By Jonathan Stevenson, a professor of strategic studies at the United States Naval War College (THE NEW YORK TIMES, 08/01/07):
SOMALIA’S internationally recognized government pulled off a stunning military victory over its Islamist rivals, taking control of the capital, Mogadishu, and the key port city of Kismayo last week. This may appear to bode well for the containment of Islamism on the Horn of Africa. But unless America plays a constructive role in Somalia’s next stage, the conflict could become a regional war and a new field of jihad.
The success of the Transitional Federal Government and its current prevalence were made possible entirely through the help of troops from neighboring Ethiopia, many of them trained and equipped by the United States. Nevertheless, Ethiopia cannot be expected to act as the government’s main force indefinitely. Nor, eventually, will Somalis, who are almost all Sunni Muslims, tolerate an open-ended occupation by Ethiopians, who are predominantly Christians.
Enforcing peace in a politically atomized territory is remarkably difficult, as was painfully demonstrated by the American intervention in Somalia in the early 1990s. Turning a humanitarian mission into a coercive state-building effort angered local militia bosses, leading to the now-infamous “Black Hawk Down” attack.
The Ethiopians, being thoroughly familiar with the American experience and the Somalis’ historical tendency to resist external influence, are already talking about pulling out within a few months.
What’s more, the American invasion of Iraq illuminates some drawbacks to any extended Ethiopian military presence in Somalia. Al Qaeda’s leadership would inevitably cast such a commitment as the non-Muslim occupation of a Muslim land. This would draw foreign jihadists into the conflict and lead to greater Islamic radicalization of Somalis themselves.
Indeed, Ethiopia’s intervention and the United Nations Security Council’s authorization of a notional peacekeeping force have already prompted the Islamic Courts Council to declare jihad. Once bitten, twice shy, the United States should be loath to perpetuate this kind of blowback. Similar considerations also argue against a peacekeeping force led by a major power — even if one could be marshaled, which at present looks unlikely.
The upshot is that there is no military solution to the quandary of Somalia. Robust diplomacy, with an eye toward creating some sort of power-sharing agreement between the transitional government and the Islamic Courts Council, appears to be the only hope. Given the recent struggles in Darfur, Congo and elsewhere, the idea of bringing Africans to the negotiating table might cause Westerners to roll their eyes. But there are a few hopeful signs that, in Somalia, diplomacy has a chance.
For one thing, the European Union has shown an interest in becoming an honest broker among the main Somali factions. And Kenya, alarmed by the prospect of tens of thousands of Somali refugees pouring across its northern border, may feel compelled to resume its longstanding diplomatic role in Somali conflict resolution.

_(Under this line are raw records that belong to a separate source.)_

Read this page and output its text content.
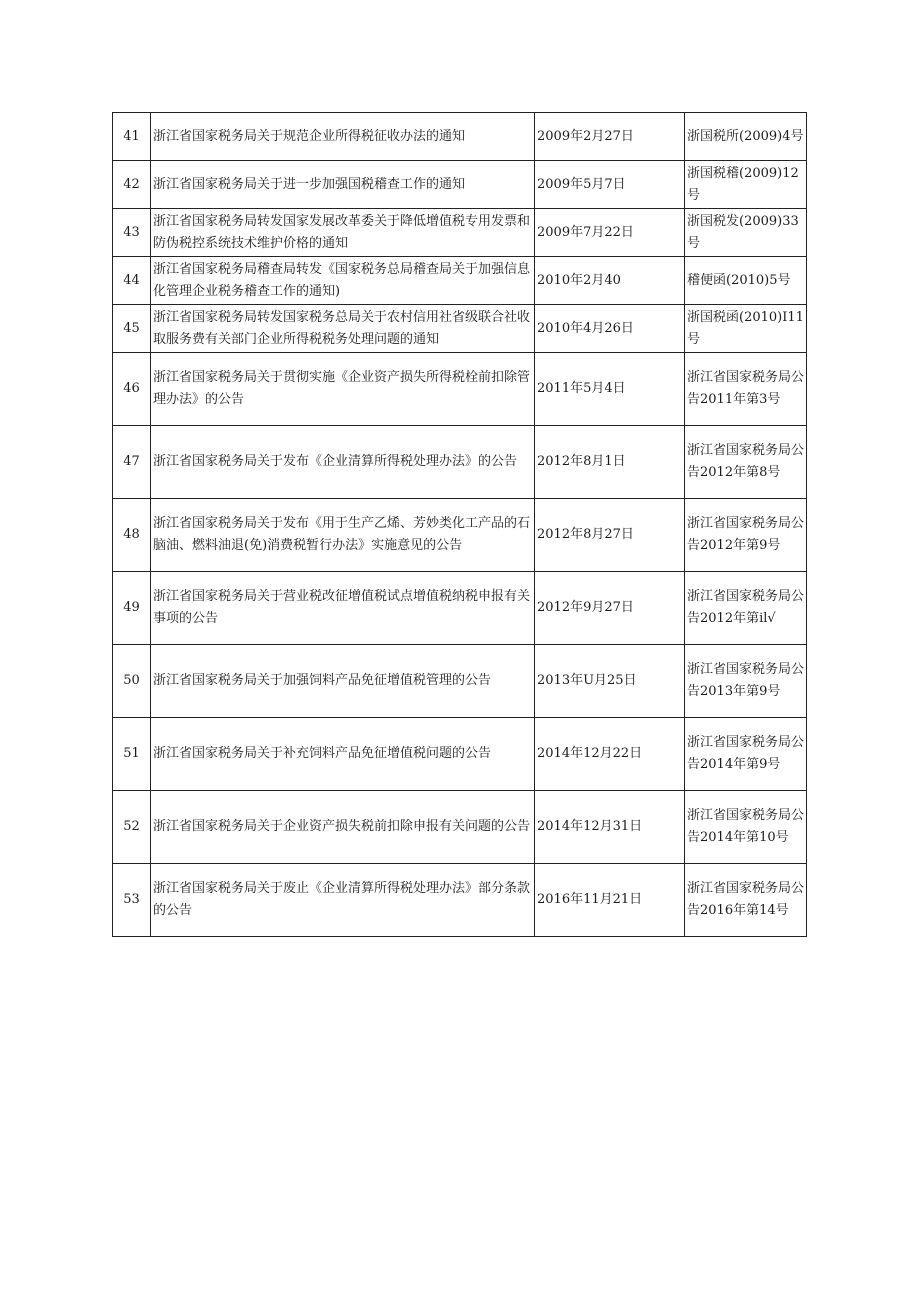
41	浙江省国家税务局关于规范企业所得税征收办法的通知	2009年2月27日	浙国税所(2009)4号
42	浙江省国家税务局关于进一步加强国税稽查工作的通知	2009年5月7日	浙国税稽(2009)12号
43	浙江省国家税务局转发国家发展改革委关于降低增值税专用发票和防伪税控系统技术维护价格的通知	2009年7月22日	浙国税发(2009)33号
44	浙江省国家税务局稽查局转发《国家税务总局稽查局关于加强信息化管理企业税务稽查工作的通知)	2010年2月40	稽便函(2010)5号
45	浙江省国家税务局转发国家税务总局关于农村信用社省级联合社收取服务费有关部门企业所得税税务处理问题的通知	2010年4月26日	浙国税函(2010)I11号
46	浙江省国家税务局关于贯彻实施《企业资产损失所得税栓前扣除管理办法》的公告	2011年5月4日	浙江省国家税务局公告2011年第3号
47	浙江省国家税务局关于发布《企业清算所得税处理办法》的公告	2012年8月1日	浙江省国家税务局公告2012年第8号
48	浙江省国家税务局关于发布《用于生产乙烯、芳妙类化工产品的石脑油、燃料油退(免)消费税暂行办法》实施意见的公告	2012年8月27日	浙江省国家税务局公告2012年第9号
49	浙江省国家税务局关于营业税改征增值税试点增值税纳税申报有关事项的公告	2012年9月27日	浙江省国家税务局公告2012年第il√
50	浙江省国家税务局关于加强饲料产品免征增值税管理的公告	2013年U月25日	浙江省国家税务局公告2013年第9号
51	浙江省国家税务局关于补充饲料产品免征增值税问题的公告	2014年12月22日	浙江省国家税务局公告2014年第9号
52	浙江省国家税务局关于企业资产损失税前扣除申报有关问题的公告	2014年12月31日	浙江省国家税务局公告2014年第10号
53	浙江省国家税务局关于废止《企业清算所得税处理办法》部分条款的公告	2016年11月21日	浙江省国家税务局公告2016年第14号
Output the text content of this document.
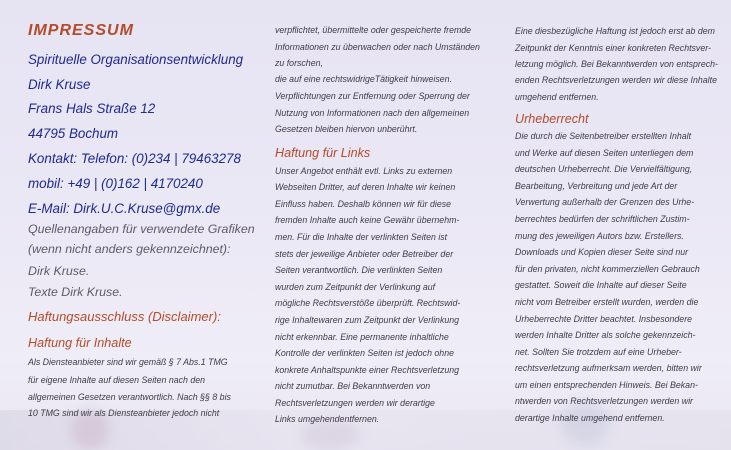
IMPRESSUM
Spirituelle Organisationsentwicklung
Dirk Kruse
Frans Hals Straße 12
44795 Bochum
Kontakt: Telefon: (0)234 | 79463278
mobil: +49 | (0)162 | 4170240
E-Mail: Dirk.U.C.Kruse@gmx.de
Quellenangaben für verwendete Grafiken
(wenn nicht anders gekennzeichnet):
Dirk Kruse.
Texte Dirk Kruse.
Haftungsausschluss (Disclaimer):
Haftung für Inhalte
Als Diensteanbieter sind wir gemäß § 7 Abs.1 TMG
für eigene Inhalte auf diesen Seiten nach den
allgemeinen Gesetzen verantwortlich. Nach §§ 8 bis
10 TMG sind wir als Diensteanbieter jedoch nicht
verpflichtet, übermittelte oder gespeicherte fremde
Informationen zu überwachen oder nach Umständen
zu forschen,
die auf eine rechtswidrigeTätigkeit hinweisen.
Verpflichtungen zur Entfernung oder Sperrung der
Nutzung von Informationen nach den allgemeinen
Gesetzen bleiben hiervon unberührt.
Haftung für Links
Unser Angebot enthält evtl. Links zu externen
Webseiten Dritter, auf deren Inhalte wir keinen
Einfluss haben. Deshalb können wir für diese
fremden Inhalte auch keine Gewähr übernehm-
men. Für die Inhalte der verlinkten Seiten ist
stets der jeweilige Anbieter oder Betreiber der
Seiten verantwortlich. Die verlinkten Seiten
wurden zum Zeitpunkt der Verlinkung auf
mögliche Rechtsverstöße überprüft. Rechtswid-
rige Inhaltewaren zum Zeitpunkt der Verlinkung
nicht erkennbar. Eine permanente inhaltliche
Kontrolle der verlinkten Seiten ist jedoch ohne
konkrete Anhaltspunkte einer Rechtsverletzung
nicht zumutbar. Bei Bekanntwerden von
Rechtsverletzungen werden wir derartige
Links umgehendentfernen.
Eine diesbezügliche Haftung ist jedoch erst ab dem
Zeitpunkt der Kenntnis einer konkreten Rechtsver-
letzung möglich. Bei Bekanntwerden von entsprech-
enden Rechtsverletzungen werden wir diese Inhalte
umgehend entfernen.
Urheberrecht
Die durch die Seitenbetreiber erstellten Inhalt
und Werke auf diesen Seiten unterliegen dem
deutschen Urheberrecht. Die Vervielfältigung,
Bearbeitung, Verbreitung und jede Art der
Verwertung außerhalb der Grenzen des Urhe-
berrechtes bedürfen der schriftlichen Zustim-
mung des jeweiligen Autors bzw. Erstellers.
Downloads und Kopien dieser Seite sind nur
für den privaten, nicht kommerziellen Gebrauch
gestattet. Soweit die Inhalte auf dieser Seite
nicht vom Betreiber erstellt wurden, werden die
Urheberrechte Dritter beachtet. Insbesondere
werden Inhalte Dritter als solche gekennzeich-
net. Sollten Sie trotzdem auf eine Urheber-
rechtsverletzung aufmerksam werden, bitten wir
um einen entsprechenden Hinweis. Bei Bekan-
ntwerden von Rechtsverletzungen werden wir
derartige Inhalte umgehend entfernen.
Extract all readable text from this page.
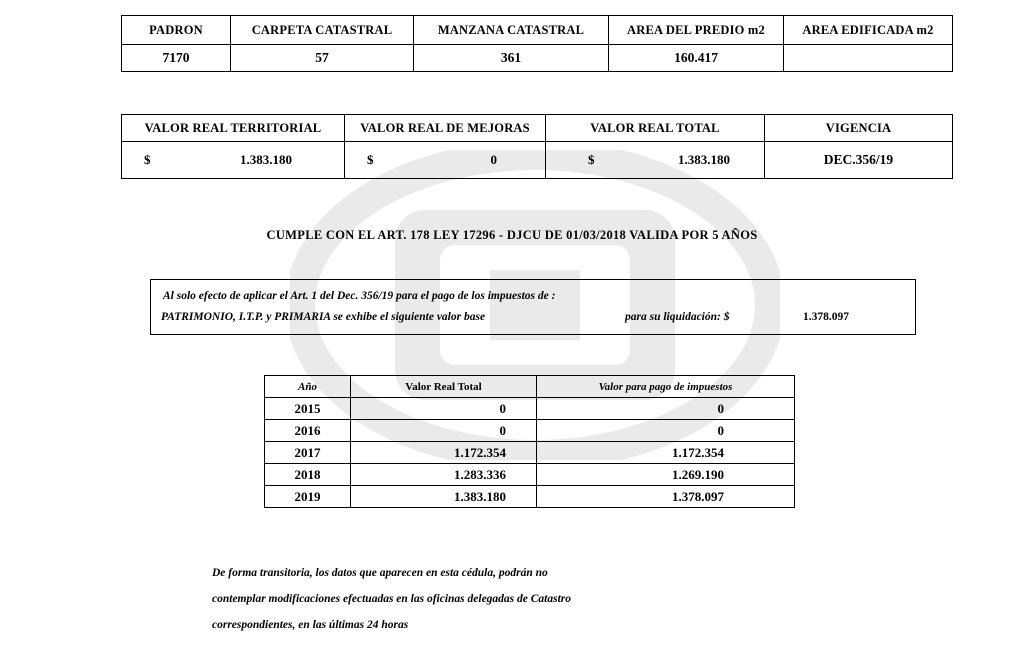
PADRON	CARPETA CATASTRAL	MANZANA CATASTRAL	AREA DEL PREDIO m2	AREA EDIFICADA m2
7170	57	361	160.417	
VALOR REAL TERRITORIAL	VALOR REAL DE MEJORAS	VALOR REAL TOTAL	VIGENCIA

$ 1.383.180	$ 0	$ 1.383.180	DEC.356/19
CUMPLE CON EL ART. 178 LEY 17296 - DJCU DE 01/03/2018 VALIDA POR 5 AÑOS
Al solo efecto de aplicar el Art. 1 del Dec. 356/19 para el pago de los impuestos de :
PATRIMONIO, I.T.P. y PRIMARIA se exhibe el siguiente valor base	para su liquidación: $	1.378.097
Año	Valor Real Total	Valor para pago de impuestos
2015	0	0
2016	0	0
2017	1.172.354	1.172.354
2018	1.283.336	1.269.190
2019	1.383.180	1.378.097
De forma transitoria, los datos que aparecen en esta cédula, podrán no
contemplar modificaciones efectuadas en las oficinas delegadas de Catastro
correspondientes, en las últimas 24 horas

Finally, neither the transitional government nor the Islamic courts are in a position to take over wholesale governance of the country: the various clan leaders, tribal elders and militia bosses around Somalia together control the pulse of power. In fact, it was the decision by dozens of local clan elders to withdraw their political and military backing that made it impossible for the Islamic Courts Council to defend Mogadishu and Kismayo.
This parlay underscored how central the elders are to Somalia’s tenuous political equilibrium, especially those of the four main clans — the Darod, Hawiye, Dir and Digil-Mirifle — and their various sub-clans. These leaders must be included in any peace negotiation, and any deal with their backing would be hard for the Islamists or the transitional government to walk away from.
The knottiest substantive issue would likely be deciding to what extent Islamic sharia law would apply in Somalia. Naturally, the Islamic courts have insisted on universal religious law, while the secular transitional government has refused to entertain it. But there is recent African precedent for breaking the deadlock.
In January 2005, persistent negotiations overseen by the United States, European powers and Kenya produced a power-sharing compromise between southern Sudanese Christians and Sudan’s Arab Muslim government. The deal was that sharia would apply in the northern part of the country and not in the south, and that its applicability in the capital, Khartoum, was to be decided by an elected assembly. While the unrelated violence in Sudan’s Darfur region has overshadowed this deal, it was a major breakthrough between two groups far more religiously divided than the two Muslim Somali sides.
The temptation in Washington will be to keep its distance and rely on Ethiopia, the European Union and Kenya for as long as possible. This attitude is myopic. Neither the American public nor the world believe that the Bush administration’s predominantly military approach to counterterrorism is working. Relying primarily on Ethiopian troops to tamp down Somali Islamism would represent a continuation of that flawed model, and of the corresponding risk of fueling the jihad.
The United States’ full participation in a diplomatic process in the Horn of Africa, on the other hand, would constitute a relatively low-cost way of signaling a new American approach to Islam and a re-engagement in sub-Saharan Africa, which has largely been left out of Washington’s post-9/11 calculus. A result could be a small political victory in the Muslim world that would deprive Osama bin Laden and his followers of a new grievance rather than supplying them with one.